ANTONIO ZAMBARDINO. UN FOTOGRAFO ULISSICO, UN AMICO LONTANO di Valentina Gramiccia

Non amo i necrologi. Sono spesso retorici e di circostanza. Preferisco raccontare la vita piuttosto che la morte. Preferisco i ricordi e la memoria perché sono il sangue e la carne della storia.

Conobbi Antonio un’estate torrida di sei anni fa. Eravamo a San Lorenzo e la mia amica Andreea me lo presentò entusiasta, perché sapeva che avevo un debole per gli occhi furbi… Li riconobbi immediatamente, infatti. Diventammo amici, se pur per un breve periodo, lungo il tempo di un vacanza, consumata a Sestri, un tesoro italico sulla costa ligure, poco prima che Antonio partisse per un lungo viaggio fotografico nel West Virginia, affrontato per documentare i paesaggi alluvionati. Mi colpì la disinvoltura con la quale invitò una semisconosciuta, come me, a passare una settimana nella sua casa di famiglia arroccata sulla costa, di vedetta sul mondo. Ebbi un attimo di esitazione poi accettai, con la medesima disinvoltura. Intuii subito che sarebbe stata una vacanza diversa dalle altre. Ricordo con piacere un pranzo con i parenti. Un pranzo italiano. Almeno tre generazioni a confronto. Una famiglia calda, accogliente in cui ancora si consumavano conversazioni accese di politica, cultura, cibo e vino. Mi conquistò immediatamente. La sua famiglia gli somigliava molto ricordo…
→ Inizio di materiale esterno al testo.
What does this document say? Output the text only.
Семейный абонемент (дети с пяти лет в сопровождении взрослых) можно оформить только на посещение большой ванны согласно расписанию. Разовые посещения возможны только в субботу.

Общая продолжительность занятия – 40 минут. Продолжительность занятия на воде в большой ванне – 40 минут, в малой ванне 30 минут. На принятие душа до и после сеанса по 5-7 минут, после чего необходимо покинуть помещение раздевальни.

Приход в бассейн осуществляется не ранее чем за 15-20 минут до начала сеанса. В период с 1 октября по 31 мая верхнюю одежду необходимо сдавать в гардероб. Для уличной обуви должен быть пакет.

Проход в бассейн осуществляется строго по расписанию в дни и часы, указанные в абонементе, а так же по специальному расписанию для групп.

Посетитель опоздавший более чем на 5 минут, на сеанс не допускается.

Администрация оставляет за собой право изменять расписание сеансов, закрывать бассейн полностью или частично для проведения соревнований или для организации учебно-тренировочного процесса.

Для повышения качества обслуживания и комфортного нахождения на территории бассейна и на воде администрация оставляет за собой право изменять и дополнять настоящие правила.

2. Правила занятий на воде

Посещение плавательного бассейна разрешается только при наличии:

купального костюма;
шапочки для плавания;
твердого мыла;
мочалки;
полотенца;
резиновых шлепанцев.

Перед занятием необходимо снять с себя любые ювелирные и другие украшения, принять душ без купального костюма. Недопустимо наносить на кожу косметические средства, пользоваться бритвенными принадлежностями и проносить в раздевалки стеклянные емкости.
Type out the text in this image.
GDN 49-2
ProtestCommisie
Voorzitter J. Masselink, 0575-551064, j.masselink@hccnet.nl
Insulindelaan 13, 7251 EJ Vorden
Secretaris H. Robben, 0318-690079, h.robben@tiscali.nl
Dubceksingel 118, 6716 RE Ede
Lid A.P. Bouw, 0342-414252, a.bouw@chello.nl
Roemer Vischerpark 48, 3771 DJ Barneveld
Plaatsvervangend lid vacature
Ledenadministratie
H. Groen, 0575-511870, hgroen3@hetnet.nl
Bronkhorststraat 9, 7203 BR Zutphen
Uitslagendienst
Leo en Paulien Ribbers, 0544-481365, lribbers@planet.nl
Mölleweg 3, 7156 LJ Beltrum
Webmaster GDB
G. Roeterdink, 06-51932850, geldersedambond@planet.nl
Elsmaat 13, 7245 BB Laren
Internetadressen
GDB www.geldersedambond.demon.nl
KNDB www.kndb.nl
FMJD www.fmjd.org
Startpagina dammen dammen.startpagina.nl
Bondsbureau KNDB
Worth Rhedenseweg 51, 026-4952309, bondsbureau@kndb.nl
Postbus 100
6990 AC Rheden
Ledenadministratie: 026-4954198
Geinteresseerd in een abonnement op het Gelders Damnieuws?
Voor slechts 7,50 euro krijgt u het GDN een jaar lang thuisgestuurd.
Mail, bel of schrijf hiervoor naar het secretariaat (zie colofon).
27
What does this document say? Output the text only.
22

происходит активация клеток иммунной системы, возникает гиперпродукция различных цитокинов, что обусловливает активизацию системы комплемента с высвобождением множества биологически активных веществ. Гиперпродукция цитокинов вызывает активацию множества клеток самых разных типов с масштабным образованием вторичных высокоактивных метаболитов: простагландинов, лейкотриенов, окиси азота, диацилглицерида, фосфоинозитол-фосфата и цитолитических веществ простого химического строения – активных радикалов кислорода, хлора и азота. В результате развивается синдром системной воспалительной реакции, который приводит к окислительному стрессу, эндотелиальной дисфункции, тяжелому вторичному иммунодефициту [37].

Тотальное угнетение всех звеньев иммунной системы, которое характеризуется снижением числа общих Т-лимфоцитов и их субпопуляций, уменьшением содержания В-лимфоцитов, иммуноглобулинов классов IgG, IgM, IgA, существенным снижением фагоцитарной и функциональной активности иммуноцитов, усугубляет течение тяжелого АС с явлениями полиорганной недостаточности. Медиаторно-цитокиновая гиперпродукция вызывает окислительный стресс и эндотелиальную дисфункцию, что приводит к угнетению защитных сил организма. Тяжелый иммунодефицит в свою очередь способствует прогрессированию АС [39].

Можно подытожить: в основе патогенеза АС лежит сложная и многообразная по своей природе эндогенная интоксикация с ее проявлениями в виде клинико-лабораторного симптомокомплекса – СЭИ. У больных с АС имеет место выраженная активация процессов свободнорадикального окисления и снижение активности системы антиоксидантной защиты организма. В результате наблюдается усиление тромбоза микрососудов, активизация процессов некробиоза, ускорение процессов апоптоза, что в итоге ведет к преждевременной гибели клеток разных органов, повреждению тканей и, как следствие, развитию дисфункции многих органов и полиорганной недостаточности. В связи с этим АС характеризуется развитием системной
I giorni passarono rapidissimi, lunghe notti con gli amici a picco sulla Baia del Silenzio, ma in silenzio non ci stava nessuno. Per fortuna. I racconti di Antonio erano i protagonisti. Antonio era un fotoreporter free lance (lunga la collaborazione con l’Agenzia “Contrasto”, significativi i contributi pubblicati sul “Guardian” e sul “New York Times”). Con la sua macchina fotografava il mondo, i paesaggi e la gente. Dall’Asia al Medio Oriente, dall’Europa agli Stati Uniti. Ha raccontato l’efferatezza della guerra in Iraq, la violenza della natura e delle sue manifestazioni climatiche, la Virginia, il Pacifico e il Vietnam. E ha realizzato un bellissimo reportage sui rifiuti campani, antiretorico, antisensazionalistico. Vero e autentico come pochi. Poi ci fu l’amore per il sud est asiatico, ma già persi di vista Antonio. Lui le colonne d’ercole le aveva bissate più volte, per questo mi piaceva chiamarlo “amico ulissico”. Non glielo dissi mai ma credo che gli sarebbe piaciuto. Ciao Antonio.